Pour répondre à ce double objectif, la National Development and Reform Commission (NDRC) et le Ministry of Commerce (MOFCOM) ont édicté des nouvelles mesures de contrôle de certains investissements étrangers le 19 décembre dernier. Approuvées par le Conseil d’Etat, elles seront en vigueur dans les 30 jours de leur promulgation.
Dans leur communiqué de presse, les autorités chinoises rappellent que ces dernières années, les Etats Unis, l’Australie, l’Allemagne ou le Japon ont eux aussi pris des mesures de contrôle des investissements étrangers.
Rappelons en effet que le département américain de la Défense vient d’ajouter des dizaines d’entreprises chinoises sur leur liste noire et que l’Europe a mis en place un mécanisme renforçant la coopération entre Etats membres de l’UE pour mieux contrôler les investissements étrangers dans les secteurs stratégiques, en vigueur depuis le 11 octobre.
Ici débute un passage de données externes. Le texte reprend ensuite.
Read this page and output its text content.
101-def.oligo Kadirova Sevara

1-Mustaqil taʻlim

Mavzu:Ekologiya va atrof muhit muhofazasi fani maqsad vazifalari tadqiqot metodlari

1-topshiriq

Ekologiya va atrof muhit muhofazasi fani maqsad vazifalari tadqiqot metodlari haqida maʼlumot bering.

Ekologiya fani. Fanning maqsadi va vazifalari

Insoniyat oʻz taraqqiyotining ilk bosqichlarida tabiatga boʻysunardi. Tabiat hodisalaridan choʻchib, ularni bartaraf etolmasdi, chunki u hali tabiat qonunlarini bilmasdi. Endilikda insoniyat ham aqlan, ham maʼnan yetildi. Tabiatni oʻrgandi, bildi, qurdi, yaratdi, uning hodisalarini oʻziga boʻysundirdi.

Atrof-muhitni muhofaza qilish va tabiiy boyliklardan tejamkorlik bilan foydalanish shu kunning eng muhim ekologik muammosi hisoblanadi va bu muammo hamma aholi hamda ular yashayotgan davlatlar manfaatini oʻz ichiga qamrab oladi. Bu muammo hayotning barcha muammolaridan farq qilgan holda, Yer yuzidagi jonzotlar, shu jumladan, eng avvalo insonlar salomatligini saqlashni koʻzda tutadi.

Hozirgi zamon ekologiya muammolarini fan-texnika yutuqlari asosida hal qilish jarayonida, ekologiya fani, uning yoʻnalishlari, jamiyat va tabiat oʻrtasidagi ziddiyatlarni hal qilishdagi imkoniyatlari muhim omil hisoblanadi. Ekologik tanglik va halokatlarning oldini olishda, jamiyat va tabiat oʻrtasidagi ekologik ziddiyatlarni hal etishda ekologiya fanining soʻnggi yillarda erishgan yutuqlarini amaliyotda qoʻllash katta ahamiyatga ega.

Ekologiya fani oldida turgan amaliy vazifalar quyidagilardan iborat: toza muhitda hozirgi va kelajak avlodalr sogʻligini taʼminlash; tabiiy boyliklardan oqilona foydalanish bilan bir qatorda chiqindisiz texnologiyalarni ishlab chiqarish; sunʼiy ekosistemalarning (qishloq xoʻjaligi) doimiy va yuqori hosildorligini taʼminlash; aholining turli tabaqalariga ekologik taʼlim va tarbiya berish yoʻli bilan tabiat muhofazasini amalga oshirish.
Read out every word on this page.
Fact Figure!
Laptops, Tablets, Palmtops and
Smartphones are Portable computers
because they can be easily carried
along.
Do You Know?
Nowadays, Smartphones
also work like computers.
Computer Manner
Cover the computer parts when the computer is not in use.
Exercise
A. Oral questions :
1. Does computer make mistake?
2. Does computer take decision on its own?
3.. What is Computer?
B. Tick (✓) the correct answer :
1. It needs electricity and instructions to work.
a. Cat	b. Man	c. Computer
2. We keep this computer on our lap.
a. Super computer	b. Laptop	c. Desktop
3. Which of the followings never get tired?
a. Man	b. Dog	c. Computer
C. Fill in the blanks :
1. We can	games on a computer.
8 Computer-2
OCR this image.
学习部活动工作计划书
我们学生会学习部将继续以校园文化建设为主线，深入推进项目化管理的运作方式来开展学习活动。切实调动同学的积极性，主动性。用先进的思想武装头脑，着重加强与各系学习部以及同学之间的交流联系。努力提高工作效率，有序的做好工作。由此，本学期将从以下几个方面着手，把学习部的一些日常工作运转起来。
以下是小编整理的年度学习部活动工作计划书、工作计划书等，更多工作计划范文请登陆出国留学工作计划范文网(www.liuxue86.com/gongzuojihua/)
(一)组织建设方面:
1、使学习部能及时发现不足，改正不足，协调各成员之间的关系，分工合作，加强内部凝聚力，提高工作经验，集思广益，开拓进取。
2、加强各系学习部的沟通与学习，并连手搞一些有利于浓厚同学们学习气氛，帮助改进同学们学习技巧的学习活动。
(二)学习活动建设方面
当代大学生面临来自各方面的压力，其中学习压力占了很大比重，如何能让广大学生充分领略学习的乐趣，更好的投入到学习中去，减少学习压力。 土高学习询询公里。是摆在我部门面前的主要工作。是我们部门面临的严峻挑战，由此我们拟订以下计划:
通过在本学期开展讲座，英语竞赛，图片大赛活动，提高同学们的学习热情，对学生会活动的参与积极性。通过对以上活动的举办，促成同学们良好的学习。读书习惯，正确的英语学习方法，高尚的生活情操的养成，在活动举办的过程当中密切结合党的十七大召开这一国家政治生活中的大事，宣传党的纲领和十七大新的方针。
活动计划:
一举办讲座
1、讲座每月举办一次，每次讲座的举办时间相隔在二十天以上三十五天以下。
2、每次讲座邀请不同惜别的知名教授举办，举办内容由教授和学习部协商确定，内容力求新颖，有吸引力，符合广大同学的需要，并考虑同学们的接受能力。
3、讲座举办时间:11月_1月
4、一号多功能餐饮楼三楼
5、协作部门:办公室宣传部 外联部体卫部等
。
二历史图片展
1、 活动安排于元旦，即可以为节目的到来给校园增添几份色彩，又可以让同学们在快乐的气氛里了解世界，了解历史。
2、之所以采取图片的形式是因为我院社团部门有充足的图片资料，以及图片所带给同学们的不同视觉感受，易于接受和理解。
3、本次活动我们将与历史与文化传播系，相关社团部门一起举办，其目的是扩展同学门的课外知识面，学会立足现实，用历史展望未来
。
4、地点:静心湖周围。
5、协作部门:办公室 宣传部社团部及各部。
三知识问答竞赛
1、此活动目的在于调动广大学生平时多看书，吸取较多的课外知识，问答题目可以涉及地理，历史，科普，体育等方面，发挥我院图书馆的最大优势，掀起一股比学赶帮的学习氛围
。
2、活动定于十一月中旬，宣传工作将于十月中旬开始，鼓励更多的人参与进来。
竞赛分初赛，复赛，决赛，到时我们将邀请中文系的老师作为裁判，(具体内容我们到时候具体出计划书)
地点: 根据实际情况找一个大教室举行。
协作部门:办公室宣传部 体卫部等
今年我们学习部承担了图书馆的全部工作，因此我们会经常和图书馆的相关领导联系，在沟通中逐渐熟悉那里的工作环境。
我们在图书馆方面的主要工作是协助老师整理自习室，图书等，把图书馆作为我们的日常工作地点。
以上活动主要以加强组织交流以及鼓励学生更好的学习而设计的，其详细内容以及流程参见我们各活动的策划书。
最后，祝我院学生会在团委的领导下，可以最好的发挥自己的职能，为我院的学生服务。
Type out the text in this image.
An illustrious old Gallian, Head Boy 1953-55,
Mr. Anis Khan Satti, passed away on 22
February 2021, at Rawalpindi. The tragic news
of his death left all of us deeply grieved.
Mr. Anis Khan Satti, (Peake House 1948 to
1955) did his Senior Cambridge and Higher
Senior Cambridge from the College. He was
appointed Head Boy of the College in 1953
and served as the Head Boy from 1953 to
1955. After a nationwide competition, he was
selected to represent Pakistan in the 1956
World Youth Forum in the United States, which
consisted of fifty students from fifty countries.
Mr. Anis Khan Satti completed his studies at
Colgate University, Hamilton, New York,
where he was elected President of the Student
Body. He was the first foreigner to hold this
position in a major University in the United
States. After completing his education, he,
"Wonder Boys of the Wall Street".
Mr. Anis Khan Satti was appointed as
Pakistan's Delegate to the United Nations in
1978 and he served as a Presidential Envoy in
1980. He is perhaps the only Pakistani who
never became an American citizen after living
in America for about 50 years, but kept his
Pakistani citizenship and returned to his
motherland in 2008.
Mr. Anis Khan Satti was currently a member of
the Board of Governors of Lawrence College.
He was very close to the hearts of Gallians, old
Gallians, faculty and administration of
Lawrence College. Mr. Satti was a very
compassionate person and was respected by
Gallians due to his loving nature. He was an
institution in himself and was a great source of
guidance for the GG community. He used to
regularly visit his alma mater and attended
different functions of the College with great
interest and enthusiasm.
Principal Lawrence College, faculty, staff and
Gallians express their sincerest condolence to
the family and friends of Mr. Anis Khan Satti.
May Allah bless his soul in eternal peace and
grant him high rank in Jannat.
Parallèlement, la Chine, après avoir signé son accord RCEP avec les pays d’Asie Pacifique le mois dernier, est en train d’accélérer les négociations avec l’Europe et vise la signature du traité sur les investissements Europe-Chine d’ici la fin de l’année. Elle pourra ainsi montrer à la future administration Biden, probablement peu encline à changer de stratégie dans ses rapports avec la Chine, qu’elle est à même d’établir des rapports commerciaux équilibrés avec le reste du monde.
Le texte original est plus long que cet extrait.